Ascending the narrow steps to the second floor, Masons entered the room George Washington, their eminent Brother, likely was given for his overnight stay. With candlelight playing upon the room’s 12-inch-wide planks and open hearth, members performed the Master Mason Degree initiation ceremony with centuries-old precision.
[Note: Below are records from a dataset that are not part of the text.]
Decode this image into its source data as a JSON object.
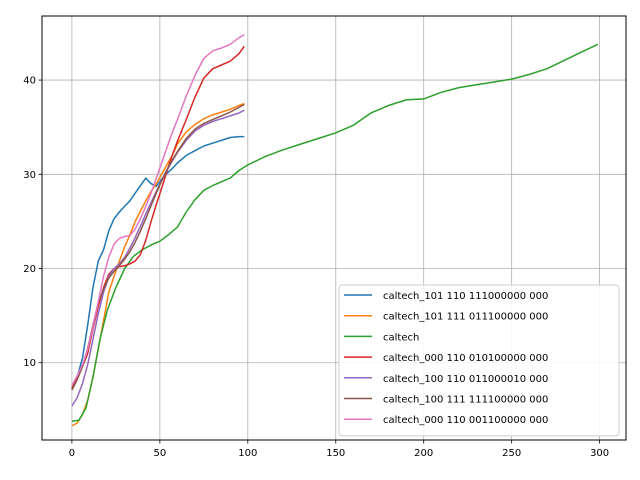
{
  "chart_data": {
    "type": "line",
    "title": "",
    "xlabel": "",
    "ylabel": "",
    "xlim": [
      -17,
      315
    ],
    "ylim": [
      1.8,
      46.8
    ],
    "xticks": [
      0,
      50,
      100,
      150,
      200,
      250,
      300
    ],
    "yticks": [
      10,
      20,
      30,
      40
    ],
    "grid": true,
    "legend_position": "lower-right",
    "series": [
      {
        "name": "caltech_101 110 111000000 000",
        "color": "#1f77b4",
        "x": [
          0,
          3,
          6,
          9,
          12,
          15,
          18,
          21,
          24,
          27,
          30,
          33,
          36,
          39,
          42,
          45,
          48,
          51,
          54,
          57,
          60,
          65,
          70,
          75,
          80,
          85,
          90,
          95,
          98
        ],
        "y": [
          7.2,
          8.5,
          10.5,
          14,
          18,
          20.8,
          22,
          24,
          25.3,
          26,
          26.6,
          27.2,
          28,
          28.8,
          29.6,
          29,
          28.7,
          29.5,
          30.1,
          30.6,
          31.2,
          32,
          32.5,
          33,
          33.3,
          33.6,
          33.9,
          34,
          34
        ]
      },
      {
        "name": "caltech_101 111 011100000 000",
        "color": "#ff7f0e",
        "x": [
          0,
          3,
          6,
          9,
          12,
          15,
          18,
          21,
          24,
          27,
          30,
          33,
          36,
          39,
          42,
          45,
          48,
          51,
          54,
          57,
          60,
          65,
          70,
          75,
          80,
          85,
          90,
          95,
          98
        ],
        "y": [
          3.3,
          3.6,
          4.5,
          6,
          8.5,
          11.5,
          14.5,
          17.5,
          19.2,
          20.8,
          22.3,
          23.6,
          25,
          26.1,
          27.2,
          28.2,
          29,
          30,
          31,
          32,
          33.2,
          34.5,
          35.3,
          35.9,
          36.3,
          36.6,
          36.9,
          37.3,
          37.5
        ]
      },
      {
        "name": "caltech",
        "color": "#2ca02c",
        "x": [
          0,
          4,
          8,
          12,
          16,
          20,
          25,
          30,
          35,
          40,
          45,
          50,
          55,
          60,
          65,
          70,
          75,
          80,
          85,
          90,
          95,
          100,
          110,
          120,
          130,
          140,
          150,
          160,
          170,
          180,
          190,
          200,
          210,
          220,
          230,
          240,
          250,
          260,
          270,
          280,
          290,
          299
        ],
        "y": [
          3.8,
          3.9,
          5.2,
          8.5,
          12.5,
          15.5,
          18,
          20,
          21.3,
          22,
          22.5,
          22.9,
          23.6,
          24.4,
          26,
          27.3,
          28.3,
          28.8,
          29.2,
          29.6,
          30.4,
          31,
          31.9,
          32.6,
          33.2,
          33.8,
          34.4,
          35.2,
          36.5,
          37.3,
          37.9,
          38,
          38.7,
          39.2,
          39.5,
          39.8,
          40.1,
          40.6,
          41.2,
          42.1,
          43,
          43.8
        ]
      },
      {
        "name": "caltech_000 110 010100000 000",
        "color": "#d62728",
        "x": [
          0,
          3,
          6,
          9,
          12,
          15,
          18,
          21,
          24,
          27,
          30,
          33,
          36,
          39,
          42,
          45,
          48,
          51,
          54,
          57,
          60,
          65,
          70,
          75,
          80,
          85,
          90,
          95,
          98
        ],
        "y": [
          7.3,
          8.4,
          9.6,
          11,
          13.6,
          16,
          18,
          19.4,
          20,
          20.2,
          20.3,
          20.5,
          20.8,
          21.5,
          23,
          25,
          26.8,
          28.5,
          30.3,
          32,
          33.5,
          35.8,
          38.2,
          40.2,
          41.2,
          41.6,
          42,
          42.8,
          43.6
        ]
      },
      {
        "name": "caltech_100 110 011000010 000",
        "color": "#9467bd",
        "x": [
          0,
          3,
          6,
          9,
          12,
          15,
          18,
          21,
          24,
          27,
          30,
          33,
          36,
          39,
          42,
          45,
          48,
          51,
          54,
          57,
          60,
          65,
          70,
          75,
          80,
          85,
          90,
          95,
          98
        ],
        "y": [
          5.4,
          6.3,
          7.8,
          9.8,
          12.5,
          15.2,
          17.5,
          19.2,
          20,
          20.5,
          21.2,
          22.2,
          23.3,
          24.5,
          25.8,
          27,
          28.2,
          29.3,
          30.4,
          31.4,
          32.3,
          33.6,
          34.6,
          35.2,
          35.6,
          35.9,
          36.2,
          36.5,
          36.8
        ]
      },
      {
        "name": "caltech_100 111 111100000 000",
        "color": "#8c564b",
        "x": [
          0,
          3,
          6,
          9,
          12,
          15,
          18,
          21,
          24,
          27,
          30,
          33,
          36,
          39,
          42,
          45,
          48,
          51,
          54,
          57,
          60,
          65,
          70,
          75,
          80,
          85,
          90,
          95,
          98
        ],
        "y": [
          7.1,
          8.2,
          9.6,
          11.5,
          14,
          16.4,
          17.8,
          19,
          19.7,
          20.3,
          21,
          21.8,
          22.8,
          24,
          25.3,
          26.7,
          28,
          29.3,
          30.5,
          31.5,
          32.4,
          33.8,
          34.8,
          35.4,
          35.8,
          36.2,
          36.6,
          37.1,
          37.4
        ]
      },
      {
        "name": "caltech_000 110 001100000 000",
        "color": "#e377c2",
        "x": [
          0,
          3,
          6,
          9,
          12,
          15,
          18,
          21,
          24,
          27,
          30,
          33,
          36,
          39,
          42,
          45,
          48,
          51,
          54,
          57,
          60,
          65,
          70,
          75,
          80,
          85,
          90,
          95,
          98
        ],
        "y": [
          7.6,
          8.6,
          9.8,
          11.4,
          13.8,
          16.5,
          19.2,
          21.2,
          22.6,
          23.2,
          23.4,
          23.5,
          24.2,
          25.3,
          26.6,
          28,
          29.6,
          31.2,
          32.8,
          34.4,
          35.8,
          38.3,
          40.5,
          42.3,
          43.1,
          43.4,
          43.8,
          44.5,
          44.8
        ]
      }
    ]
  }
}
Stewards of artifacts safeguard their preservation, but the Sun Tavern experience demonstrates that allowing their original use, even briefly, can nourish the surviving spiritual and intellectual culture of historic groups. In this case, Freemasons were invigorated and gave Fairfield Museum access to the fraternity’s private records to provide an understanding of its activities.

When Masons gather, they strive to create an ideal community in which religious, political, racial, and class differences yield to their common humanity. Efforts to live according to these Enlightenment principles, embedded in the Declaration of Independence and the U.S. Constitution by Brother Benjamin Franklin and many others, play out imperfectly across the arc of our national history. Fairfield Museum now understands what this looks like at the local level.

James W. D’Acosta is a high school history teacher in Fairfield, a third generation Freemason, and past master of St. John’s Lodge No. 3.